„Atlantyk wżera się w nasze brzegi. Siła biegunowego prądu zniekształca nasze skaliste wybrzeże zachodnie. Mur odgradzający nas od morza jest podminowany od Saint-Valery-sur-Somme aż po Ingouville; walą się olbrzymie kamienne bloki, woda niesie chmary otoczaków,porty są zanoszone piaskiem lub kamieniami, przy ujściach rzek formują się tamy. Codziennie jakaś połać normandzkiej ziemi odrywa się i znika zalana falą. To niezwykłe dzieło, które dzisiaj dokonuje się powoli, było ongiś straszliwe. Aby je powstrzymać, trzeba było tej olbrzymiej ostrogi, jaką jest Finistere. Siły prądów polarnych i gwałtowności podmywającej fali może dowodzić wyrwa, która powstała pomiędzy Cherbourgiem a Brestem.”
Tak o archipelagu Wysp Normandzkich pisał Wiktor Hugo. W swojej książce „Pracownicy morza” przedstawił życie ludzi w tym surowym i pieknym świecie wysp kanałowych. Właśnie tam będziecie mogli zawitać w tym roku na pokładzie jachtu s/y „Sifu”. Akwen jest bardzo ciekawy - pływy osiągają nawet 11m, a prądy pływowe prędkość 12w.

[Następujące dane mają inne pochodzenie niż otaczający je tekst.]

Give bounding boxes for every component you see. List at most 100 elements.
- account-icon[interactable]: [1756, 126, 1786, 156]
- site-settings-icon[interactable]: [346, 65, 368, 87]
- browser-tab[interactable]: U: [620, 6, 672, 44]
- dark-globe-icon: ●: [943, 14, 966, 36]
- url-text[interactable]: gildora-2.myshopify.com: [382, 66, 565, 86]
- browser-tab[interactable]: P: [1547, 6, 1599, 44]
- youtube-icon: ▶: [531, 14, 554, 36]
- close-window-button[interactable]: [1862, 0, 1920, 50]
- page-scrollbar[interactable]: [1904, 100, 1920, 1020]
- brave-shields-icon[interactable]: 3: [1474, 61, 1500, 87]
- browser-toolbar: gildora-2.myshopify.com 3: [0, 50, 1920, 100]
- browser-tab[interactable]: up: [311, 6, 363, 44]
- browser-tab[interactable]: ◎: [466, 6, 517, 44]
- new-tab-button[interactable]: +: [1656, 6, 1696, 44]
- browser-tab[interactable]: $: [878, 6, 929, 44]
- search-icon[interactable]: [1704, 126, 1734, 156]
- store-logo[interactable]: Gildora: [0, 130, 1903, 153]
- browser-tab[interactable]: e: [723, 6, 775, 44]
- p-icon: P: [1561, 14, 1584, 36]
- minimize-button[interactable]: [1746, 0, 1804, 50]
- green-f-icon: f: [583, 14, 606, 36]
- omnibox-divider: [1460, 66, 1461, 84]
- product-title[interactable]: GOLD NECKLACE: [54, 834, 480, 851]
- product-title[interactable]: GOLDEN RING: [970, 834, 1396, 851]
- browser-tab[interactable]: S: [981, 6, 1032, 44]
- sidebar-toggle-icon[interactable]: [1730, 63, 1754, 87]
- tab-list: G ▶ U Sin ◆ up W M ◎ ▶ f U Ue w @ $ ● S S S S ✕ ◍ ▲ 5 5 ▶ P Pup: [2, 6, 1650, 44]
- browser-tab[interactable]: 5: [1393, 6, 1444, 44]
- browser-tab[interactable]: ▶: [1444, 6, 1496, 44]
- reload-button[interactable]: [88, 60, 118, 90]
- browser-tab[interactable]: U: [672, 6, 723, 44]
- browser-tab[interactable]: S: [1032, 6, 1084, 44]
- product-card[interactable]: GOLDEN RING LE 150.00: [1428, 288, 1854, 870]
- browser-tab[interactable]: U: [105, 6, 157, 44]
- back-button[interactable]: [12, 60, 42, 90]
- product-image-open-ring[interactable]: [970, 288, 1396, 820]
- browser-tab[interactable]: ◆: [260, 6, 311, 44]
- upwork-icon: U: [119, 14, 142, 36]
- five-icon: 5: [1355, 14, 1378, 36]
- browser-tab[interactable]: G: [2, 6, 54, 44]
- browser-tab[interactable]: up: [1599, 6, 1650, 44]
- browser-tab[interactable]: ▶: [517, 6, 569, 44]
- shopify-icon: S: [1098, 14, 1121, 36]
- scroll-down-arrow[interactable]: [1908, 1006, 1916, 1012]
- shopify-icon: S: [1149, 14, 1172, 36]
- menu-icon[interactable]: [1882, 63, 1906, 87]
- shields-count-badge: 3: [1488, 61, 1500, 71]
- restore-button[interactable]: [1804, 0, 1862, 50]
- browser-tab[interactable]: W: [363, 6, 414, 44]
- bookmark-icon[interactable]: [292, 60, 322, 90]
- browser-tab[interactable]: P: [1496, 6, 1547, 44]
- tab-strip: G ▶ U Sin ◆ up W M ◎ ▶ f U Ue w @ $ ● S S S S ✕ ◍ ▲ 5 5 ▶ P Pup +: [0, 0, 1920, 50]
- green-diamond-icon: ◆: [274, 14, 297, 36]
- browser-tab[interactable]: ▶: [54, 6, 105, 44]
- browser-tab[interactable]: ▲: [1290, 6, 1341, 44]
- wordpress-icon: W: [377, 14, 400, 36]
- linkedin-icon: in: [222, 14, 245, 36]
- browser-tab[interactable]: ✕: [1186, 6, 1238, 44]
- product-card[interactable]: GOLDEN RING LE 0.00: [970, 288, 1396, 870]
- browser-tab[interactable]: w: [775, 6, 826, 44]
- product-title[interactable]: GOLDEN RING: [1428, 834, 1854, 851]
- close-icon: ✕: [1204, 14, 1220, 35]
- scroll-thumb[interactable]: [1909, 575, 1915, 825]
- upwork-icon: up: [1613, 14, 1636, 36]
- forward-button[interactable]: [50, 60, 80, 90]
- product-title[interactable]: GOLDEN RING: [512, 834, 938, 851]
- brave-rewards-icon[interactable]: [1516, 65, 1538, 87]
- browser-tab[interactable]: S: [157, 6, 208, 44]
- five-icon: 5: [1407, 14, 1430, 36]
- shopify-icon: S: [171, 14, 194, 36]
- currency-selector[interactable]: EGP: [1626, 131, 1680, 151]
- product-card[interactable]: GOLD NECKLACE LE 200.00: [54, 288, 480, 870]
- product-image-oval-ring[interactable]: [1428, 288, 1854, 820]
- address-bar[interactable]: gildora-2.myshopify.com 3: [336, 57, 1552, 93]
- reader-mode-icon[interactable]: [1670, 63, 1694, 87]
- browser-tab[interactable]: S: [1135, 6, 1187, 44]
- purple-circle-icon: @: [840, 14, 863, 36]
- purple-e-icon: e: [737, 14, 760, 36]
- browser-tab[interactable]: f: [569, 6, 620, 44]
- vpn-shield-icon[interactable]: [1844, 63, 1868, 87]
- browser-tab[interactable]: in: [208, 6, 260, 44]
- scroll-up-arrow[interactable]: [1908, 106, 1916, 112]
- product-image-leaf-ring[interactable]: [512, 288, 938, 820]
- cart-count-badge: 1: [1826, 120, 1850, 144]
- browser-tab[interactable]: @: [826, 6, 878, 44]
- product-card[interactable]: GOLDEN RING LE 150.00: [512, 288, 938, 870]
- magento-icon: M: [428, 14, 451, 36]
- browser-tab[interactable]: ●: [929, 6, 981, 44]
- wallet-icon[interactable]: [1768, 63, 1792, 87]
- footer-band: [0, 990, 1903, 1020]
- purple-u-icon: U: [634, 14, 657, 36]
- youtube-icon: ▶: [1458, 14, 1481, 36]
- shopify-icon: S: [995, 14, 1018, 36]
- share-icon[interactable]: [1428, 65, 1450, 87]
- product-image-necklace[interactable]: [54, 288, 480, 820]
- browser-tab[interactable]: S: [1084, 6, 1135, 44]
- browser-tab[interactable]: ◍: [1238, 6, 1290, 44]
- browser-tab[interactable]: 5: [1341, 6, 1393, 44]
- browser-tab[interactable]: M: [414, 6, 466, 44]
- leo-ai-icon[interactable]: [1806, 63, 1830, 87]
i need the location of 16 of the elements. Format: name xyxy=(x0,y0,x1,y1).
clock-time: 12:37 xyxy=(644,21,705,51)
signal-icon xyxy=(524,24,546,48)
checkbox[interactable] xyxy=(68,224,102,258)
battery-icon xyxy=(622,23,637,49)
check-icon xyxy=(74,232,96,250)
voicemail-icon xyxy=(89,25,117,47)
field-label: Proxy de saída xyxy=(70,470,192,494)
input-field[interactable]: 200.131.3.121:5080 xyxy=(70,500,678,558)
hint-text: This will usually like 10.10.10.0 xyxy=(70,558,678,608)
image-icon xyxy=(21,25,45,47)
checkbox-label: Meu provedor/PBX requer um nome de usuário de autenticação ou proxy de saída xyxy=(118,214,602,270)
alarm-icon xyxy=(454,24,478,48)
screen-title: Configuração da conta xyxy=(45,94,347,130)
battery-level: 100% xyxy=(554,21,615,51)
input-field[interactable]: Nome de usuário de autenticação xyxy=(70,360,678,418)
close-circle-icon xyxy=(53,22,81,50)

Trasa: Cherbourg – Jersey – Guernsey – Brest
Termin: 03-10.08.2014 (zaokrętowanie i wyokrętowanie o godzinie 1200)
Jacht: s/y "Sifu" (Bruce Roberts 44) -www.rejsy.org.pl
Kojowe dla osób, które ze mną pływały: 1200zł
Kojowe dla pozostałych: 1300zł
Dodatkowe koszty: kasa jachtowa na opłaty portowe/wyżywienie/paliwo ok. 300zł na osobę na tydzień, zbierana na początku rejsu i rozliczana na bieżąco, kaucja zwrotna w wysokości 100zł na poczet ewentualnych szkód.
Dojazd: Dojazd we własnym zakresie. Do Cherbourga najlepiej dostać się przez Paryż – loty z Polski odbywają się z głównym miast (Wrocław, Katowice, Warszawa, Gdańsk), ceny zaczynają się od 99zł (WizzAir). Z Paryża do Cherbourga najłatwiej dostać się pociągiem – koszt ok. 150zł.
Powrót z Brestu przez Paryż – pociąg do stolicy Francji to koszt ok. 200zł, loty zaczynają się od 99zł.
Chętnie pomogę znaleźć dogodne i tanie połączenie do Cherbourga/Brestu.
W przypadku wyrażenia chęci przez załogę i zgłoszeniu się dwóch kierowców, istnieje możliwość zorganizowania busa.
Brak osób, które obserwują rejs.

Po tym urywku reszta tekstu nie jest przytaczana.